Their highest capacity machine is able to suck up 20,000 gallons of oil every eight hours.

Jackie said while pipelines are on everyone’s minds, the ocean is really dirty now because of constant small spills that happen from things like runoff from cars, storm drains, bilges or marinas.

The National Research Council of the U.S. National Academy of Sciences, which is an authority on oil spill data, estimated in 2003 that out of tens of millions of gallons of oil that seep into North American oceans each year, just eight per cent comes from tankers or pipeline spills.

“Everyday there are spills happening,” she said. “That’s really the reason why we started focusing on the small spills, because there’s really no response.”

There’s only one certified spill response company in B.C., Jackie explained—West Coast Marine Response Corporation. And they can take days to respond to spills and won’t travel to certain remote areas.

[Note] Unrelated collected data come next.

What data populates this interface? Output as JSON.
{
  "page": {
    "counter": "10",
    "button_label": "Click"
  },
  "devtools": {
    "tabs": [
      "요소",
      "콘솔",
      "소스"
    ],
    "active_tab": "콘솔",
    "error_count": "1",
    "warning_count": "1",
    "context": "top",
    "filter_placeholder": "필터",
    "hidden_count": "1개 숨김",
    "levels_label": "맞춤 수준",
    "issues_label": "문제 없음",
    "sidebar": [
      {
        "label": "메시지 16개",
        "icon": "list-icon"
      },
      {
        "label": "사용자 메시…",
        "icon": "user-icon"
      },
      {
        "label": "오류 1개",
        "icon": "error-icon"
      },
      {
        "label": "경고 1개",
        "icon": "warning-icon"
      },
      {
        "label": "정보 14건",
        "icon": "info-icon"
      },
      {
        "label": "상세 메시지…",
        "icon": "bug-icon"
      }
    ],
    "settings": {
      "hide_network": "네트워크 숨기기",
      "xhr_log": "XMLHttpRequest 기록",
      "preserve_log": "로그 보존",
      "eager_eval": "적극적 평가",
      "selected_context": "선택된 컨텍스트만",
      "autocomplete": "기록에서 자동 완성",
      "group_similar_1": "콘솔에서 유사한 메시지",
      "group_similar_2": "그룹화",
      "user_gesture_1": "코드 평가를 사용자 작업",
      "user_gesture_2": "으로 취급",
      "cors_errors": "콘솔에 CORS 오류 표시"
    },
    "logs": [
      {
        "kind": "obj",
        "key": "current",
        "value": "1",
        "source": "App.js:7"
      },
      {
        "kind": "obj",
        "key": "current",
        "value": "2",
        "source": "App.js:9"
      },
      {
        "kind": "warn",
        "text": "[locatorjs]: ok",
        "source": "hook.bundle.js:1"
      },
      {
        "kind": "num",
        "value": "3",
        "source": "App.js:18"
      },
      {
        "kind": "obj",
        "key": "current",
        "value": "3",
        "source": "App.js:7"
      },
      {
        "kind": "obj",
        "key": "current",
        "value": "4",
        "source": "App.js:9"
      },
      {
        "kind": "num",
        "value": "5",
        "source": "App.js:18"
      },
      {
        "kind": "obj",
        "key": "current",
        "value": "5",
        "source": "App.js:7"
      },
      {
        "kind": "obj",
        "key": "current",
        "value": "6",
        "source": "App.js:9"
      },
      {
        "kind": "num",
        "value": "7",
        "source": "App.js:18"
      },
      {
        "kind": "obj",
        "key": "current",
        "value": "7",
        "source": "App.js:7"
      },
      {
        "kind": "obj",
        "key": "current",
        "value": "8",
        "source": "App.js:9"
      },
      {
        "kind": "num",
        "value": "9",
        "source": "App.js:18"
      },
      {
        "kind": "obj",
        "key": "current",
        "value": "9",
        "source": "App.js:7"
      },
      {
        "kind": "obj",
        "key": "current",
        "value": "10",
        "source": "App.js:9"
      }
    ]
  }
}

Bob, who is of Stz’uminus and Cowichan ancestry, said his dream is to find the funding to see Indigenous communities equipped with oil cleanup machines and training so they are prepared in case of a spill in their territories and don’t have to wait.

He said he ideally would like to see a model enacted that involves training people to clean up spills and work with the authorities in a model similar to how volunteer firefighters operate, where the cleanup crews would get paid for training and kept on call, then paid when they were called in to clean a spill.
“What we thought would be the best way is whoever pollutes pays,” Jackie said.

Bob has been pushing all levels of government for some kind of change in the current system, but it hasn’t been easy to see tangible results, he said.

He is still looking for funding to work with Indigenous communities which is his ultimate goal.

“It’s frustrating because everyone just smiles and nods their head,” he said. “We depend on the ocean for everything. It gives us life. It’s everything. If we wreck that, we will be done.”